Mas, guerra significa economia ativa, só que a conta sempre vem aí e a economia tende a reduzir o seu ritmo e, talvez, entrar em recessão. O Brasil hoje tem mais reservas para enfrentar uma crise externa, mas os gastos públicos e a divida interna estão no espaço. O que acontecerá aqui caso a crise internacional anunciada se confirme?
 
 
Alckmin ou Luiz Inácio são uma equação com o mesmo “X”. A política econômica vai continuar a mesma, as opções medíocres e os pobres podem ficar sossegados: o Bolsa Família vai continuar pingando, com um ou outro, afinal qual é o político que vai querer desmontar um programa que lhe garante milhões de votos? Basta olhar como foi montado e qual foi o ritmo de crescimento no governo de Luiz Inácio para perceber o que há por trás desse “altruísmo” todo, e isso sem comparar a parte da renda que foi para o andar de baixo (copiraite Elio Gaspari) e a parte, infinitamente maior, que foi para o andar de cima. Já falamos nisso várias vezes aqui no Mont.
 
 
Uma coisa difícil de aceitar na pesquisa do Datafolha é a desvalorização da inteligência em nosso país. No Brasil, ser inteligente, desde que “inteligente” não seja sinônimo de “esperto” não vale muita coisa. Não estou aceitando o dado de “inteligência” do candidato tucano, mas atenho-me apenas ao conceito. Entre uma bunda e um cérebro, o Brasil tem optado e – ao que parece – optará sempre pela bunda.
 
 
É curioso verificar como alguém percebido pelos votantes como “mais inteligente, moderno e inovador”, possa perder as eleições para o posto mais importante da República.

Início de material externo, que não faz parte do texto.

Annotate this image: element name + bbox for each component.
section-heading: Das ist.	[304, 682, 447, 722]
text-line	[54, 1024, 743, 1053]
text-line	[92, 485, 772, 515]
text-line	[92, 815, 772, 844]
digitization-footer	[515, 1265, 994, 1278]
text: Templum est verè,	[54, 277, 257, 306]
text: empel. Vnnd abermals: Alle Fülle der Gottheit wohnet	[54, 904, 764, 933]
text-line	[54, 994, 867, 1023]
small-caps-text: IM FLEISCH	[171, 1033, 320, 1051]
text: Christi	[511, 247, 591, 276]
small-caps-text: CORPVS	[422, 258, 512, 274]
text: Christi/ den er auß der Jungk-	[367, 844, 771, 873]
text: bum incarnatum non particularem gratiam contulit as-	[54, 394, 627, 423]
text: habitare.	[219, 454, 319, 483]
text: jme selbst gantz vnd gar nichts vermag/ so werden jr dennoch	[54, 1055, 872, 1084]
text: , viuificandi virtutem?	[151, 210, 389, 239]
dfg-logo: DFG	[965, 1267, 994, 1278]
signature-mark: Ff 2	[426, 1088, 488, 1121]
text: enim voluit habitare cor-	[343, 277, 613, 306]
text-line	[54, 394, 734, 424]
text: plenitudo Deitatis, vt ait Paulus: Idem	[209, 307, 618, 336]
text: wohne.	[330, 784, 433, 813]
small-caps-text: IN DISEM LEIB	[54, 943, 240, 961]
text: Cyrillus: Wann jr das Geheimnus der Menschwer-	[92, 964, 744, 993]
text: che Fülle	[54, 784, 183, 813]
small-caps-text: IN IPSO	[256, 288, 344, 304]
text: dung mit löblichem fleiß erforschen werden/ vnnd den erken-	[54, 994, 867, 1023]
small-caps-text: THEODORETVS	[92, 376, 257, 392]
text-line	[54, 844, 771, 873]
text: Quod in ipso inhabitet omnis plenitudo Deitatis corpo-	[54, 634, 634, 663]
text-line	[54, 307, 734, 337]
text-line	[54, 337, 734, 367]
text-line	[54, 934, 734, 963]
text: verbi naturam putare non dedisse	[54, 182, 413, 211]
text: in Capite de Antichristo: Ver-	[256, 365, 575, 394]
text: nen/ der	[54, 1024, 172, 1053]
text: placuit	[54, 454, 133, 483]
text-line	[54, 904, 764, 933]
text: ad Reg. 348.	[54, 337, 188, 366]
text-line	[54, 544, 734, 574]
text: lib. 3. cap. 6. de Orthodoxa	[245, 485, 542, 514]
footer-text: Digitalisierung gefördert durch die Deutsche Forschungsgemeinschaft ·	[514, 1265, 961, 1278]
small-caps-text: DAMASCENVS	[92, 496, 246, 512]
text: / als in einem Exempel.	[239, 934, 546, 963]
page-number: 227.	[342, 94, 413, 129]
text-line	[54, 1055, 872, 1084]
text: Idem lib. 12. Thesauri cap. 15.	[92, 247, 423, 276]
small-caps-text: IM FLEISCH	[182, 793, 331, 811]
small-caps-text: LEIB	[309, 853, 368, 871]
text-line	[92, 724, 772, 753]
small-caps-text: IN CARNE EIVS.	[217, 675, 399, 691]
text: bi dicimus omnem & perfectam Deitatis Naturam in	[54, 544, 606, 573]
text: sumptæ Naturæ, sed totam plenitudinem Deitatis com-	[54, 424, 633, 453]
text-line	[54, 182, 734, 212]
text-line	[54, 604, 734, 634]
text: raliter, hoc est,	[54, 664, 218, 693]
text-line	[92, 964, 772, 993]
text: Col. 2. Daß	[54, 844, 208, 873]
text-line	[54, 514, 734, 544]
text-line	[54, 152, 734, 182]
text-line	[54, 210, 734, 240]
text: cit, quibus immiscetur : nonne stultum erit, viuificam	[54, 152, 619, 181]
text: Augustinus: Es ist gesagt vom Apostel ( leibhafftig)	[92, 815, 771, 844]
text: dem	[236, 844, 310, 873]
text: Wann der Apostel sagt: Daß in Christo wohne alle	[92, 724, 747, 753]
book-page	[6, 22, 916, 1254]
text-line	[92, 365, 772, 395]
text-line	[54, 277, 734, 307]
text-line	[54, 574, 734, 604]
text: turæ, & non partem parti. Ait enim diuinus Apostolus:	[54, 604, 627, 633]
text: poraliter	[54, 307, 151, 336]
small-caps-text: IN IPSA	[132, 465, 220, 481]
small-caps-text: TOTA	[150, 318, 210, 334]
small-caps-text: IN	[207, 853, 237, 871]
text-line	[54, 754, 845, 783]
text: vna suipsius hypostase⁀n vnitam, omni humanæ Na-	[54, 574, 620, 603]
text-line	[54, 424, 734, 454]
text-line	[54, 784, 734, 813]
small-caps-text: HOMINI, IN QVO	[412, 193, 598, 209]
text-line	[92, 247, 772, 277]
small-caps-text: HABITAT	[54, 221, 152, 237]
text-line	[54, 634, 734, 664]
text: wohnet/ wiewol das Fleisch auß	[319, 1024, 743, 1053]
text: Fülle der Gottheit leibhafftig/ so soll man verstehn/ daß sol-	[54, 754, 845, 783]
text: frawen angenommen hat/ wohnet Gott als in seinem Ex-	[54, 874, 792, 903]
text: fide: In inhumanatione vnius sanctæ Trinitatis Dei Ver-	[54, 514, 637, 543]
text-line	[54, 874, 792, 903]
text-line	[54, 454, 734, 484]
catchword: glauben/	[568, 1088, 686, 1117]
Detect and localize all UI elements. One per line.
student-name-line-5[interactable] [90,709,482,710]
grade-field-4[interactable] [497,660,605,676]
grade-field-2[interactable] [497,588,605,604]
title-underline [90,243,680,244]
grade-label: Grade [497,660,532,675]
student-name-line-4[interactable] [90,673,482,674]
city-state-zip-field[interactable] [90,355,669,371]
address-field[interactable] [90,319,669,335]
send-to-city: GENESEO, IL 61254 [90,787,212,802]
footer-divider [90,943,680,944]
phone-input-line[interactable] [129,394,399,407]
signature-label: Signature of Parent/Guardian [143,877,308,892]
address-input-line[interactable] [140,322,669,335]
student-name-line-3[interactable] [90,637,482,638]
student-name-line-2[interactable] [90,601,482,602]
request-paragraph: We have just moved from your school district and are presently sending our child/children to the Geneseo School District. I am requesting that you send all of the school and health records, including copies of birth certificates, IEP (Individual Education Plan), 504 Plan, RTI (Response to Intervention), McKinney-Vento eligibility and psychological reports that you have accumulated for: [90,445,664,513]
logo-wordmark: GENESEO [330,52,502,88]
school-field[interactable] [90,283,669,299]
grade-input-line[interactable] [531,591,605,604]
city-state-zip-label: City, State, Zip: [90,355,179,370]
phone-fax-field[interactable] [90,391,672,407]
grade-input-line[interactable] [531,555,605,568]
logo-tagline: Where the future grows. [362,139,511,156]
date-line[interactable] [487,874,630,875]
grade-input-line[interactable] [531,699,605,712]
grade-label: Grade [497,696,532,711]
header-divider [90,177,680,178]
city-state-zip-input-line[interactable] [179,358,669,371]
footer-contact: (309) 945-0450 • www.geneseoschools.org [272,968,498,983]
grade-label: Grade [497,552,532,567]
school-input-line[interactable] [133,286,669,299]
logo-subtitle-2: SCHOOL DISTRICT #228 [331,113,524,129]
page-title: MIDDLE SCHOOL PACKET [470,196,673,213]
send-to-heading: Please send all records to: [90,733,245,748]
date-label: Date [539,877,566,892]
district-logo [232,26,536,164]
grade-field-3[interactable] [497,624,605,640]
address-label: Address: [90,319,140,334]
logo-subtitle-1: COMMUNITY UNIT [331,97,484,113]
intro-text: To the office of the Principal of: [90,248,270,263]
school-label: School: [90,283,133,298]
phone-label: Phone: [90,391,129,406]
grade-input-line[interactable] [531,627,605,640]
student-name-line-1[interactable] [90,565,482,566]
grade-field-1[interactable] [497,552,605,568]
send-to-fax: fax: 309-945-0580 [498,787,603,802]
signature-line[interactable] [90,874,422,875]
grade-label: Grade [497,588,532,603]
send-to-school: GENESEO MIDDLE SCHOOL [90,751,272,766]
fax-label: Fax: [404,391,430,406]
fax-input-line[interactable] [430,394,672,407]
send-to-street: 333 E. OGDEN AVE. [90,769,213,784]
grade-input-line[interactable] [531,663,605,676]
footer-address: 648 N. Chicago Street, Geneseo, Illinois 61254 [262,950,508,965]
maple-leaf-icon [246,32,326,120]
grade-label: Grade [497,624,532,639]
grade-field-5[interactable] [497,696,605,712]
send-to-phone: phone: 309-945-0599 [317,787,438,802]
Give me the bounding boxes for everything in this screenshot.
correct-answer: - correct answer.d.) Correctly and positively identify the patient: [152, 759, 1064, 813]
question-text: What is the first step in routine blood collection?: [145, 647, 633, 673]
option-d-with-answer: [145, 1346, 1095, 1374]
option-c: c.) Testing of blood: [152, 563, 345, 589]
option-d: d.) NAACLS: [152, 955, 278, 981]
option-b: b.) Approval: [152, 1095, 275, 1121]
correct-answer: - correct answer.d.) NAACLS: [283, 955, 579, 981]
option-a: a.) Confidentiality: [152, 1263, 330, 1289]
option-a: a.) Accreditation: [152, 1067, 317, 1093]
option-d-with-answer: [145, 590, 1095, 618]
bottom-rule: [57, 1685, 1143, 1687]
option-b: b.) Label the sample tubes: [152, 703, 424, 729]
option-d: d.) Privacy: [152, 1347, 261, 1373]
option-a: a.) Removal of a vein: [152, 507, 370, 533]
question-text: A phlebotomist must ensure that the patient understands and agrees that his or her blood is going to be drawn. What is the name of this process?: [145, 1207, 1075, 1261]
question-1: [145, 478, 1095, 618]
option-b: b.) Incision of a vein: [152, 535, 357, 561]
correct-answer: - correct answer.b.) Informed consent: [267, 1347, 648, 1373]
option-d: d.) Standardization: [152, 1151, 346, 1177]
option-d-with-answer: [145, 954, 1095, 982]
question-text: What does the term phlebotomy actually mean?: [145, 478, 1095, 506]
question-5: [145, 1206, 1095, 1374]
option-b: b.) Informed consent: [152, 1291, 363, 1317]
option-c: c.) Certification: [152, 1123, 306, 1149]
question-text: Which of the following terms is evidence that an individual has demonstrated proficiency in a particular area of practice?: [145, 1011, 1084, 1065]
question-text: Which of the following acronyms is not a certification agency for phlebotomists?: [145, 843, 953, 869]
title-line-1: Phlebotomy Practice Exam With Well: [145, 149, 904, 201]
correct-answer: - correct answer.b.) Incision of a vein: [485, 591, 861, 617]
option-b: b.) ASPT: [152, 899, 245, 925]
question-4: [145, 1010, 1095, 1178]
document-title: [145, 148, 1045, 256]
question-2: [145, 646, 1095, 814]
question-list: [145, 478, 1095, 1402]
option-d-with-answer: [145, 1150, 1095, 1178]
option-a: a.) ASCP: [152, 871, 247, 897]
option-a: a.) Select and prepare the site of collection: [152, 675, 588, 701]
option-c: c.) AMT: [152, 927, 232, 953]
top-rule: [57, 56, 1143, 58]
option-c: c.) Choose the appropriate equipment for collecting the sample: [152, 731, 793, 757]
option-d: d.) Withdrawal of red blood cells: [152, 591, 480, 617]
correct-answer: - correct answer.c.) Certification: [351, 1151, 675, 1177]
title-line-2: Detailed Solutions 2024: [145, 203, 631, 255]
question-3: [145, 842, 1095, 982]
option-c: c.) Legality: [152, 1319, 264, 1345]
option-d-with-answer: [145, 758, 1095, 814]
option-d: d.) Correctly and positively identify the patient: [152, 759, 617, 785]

É mais ou menos a mesma mensagem passada pelos 2,7% de eleitores que votaram na proposta do candidato-educação no primeiro turno.
 
 
Definitivamente, 97,3% do Brasil não parece preocupado com isso, não está interessado em esforço e conhecimento, contenta-se com paliativos, finge que é feliz e vai mergulhando cada vez mais e – irreversivelmente – numa mediocridade sem remédio.
 
 
Decididamente, o Brasil está se tornando o país sem futuro.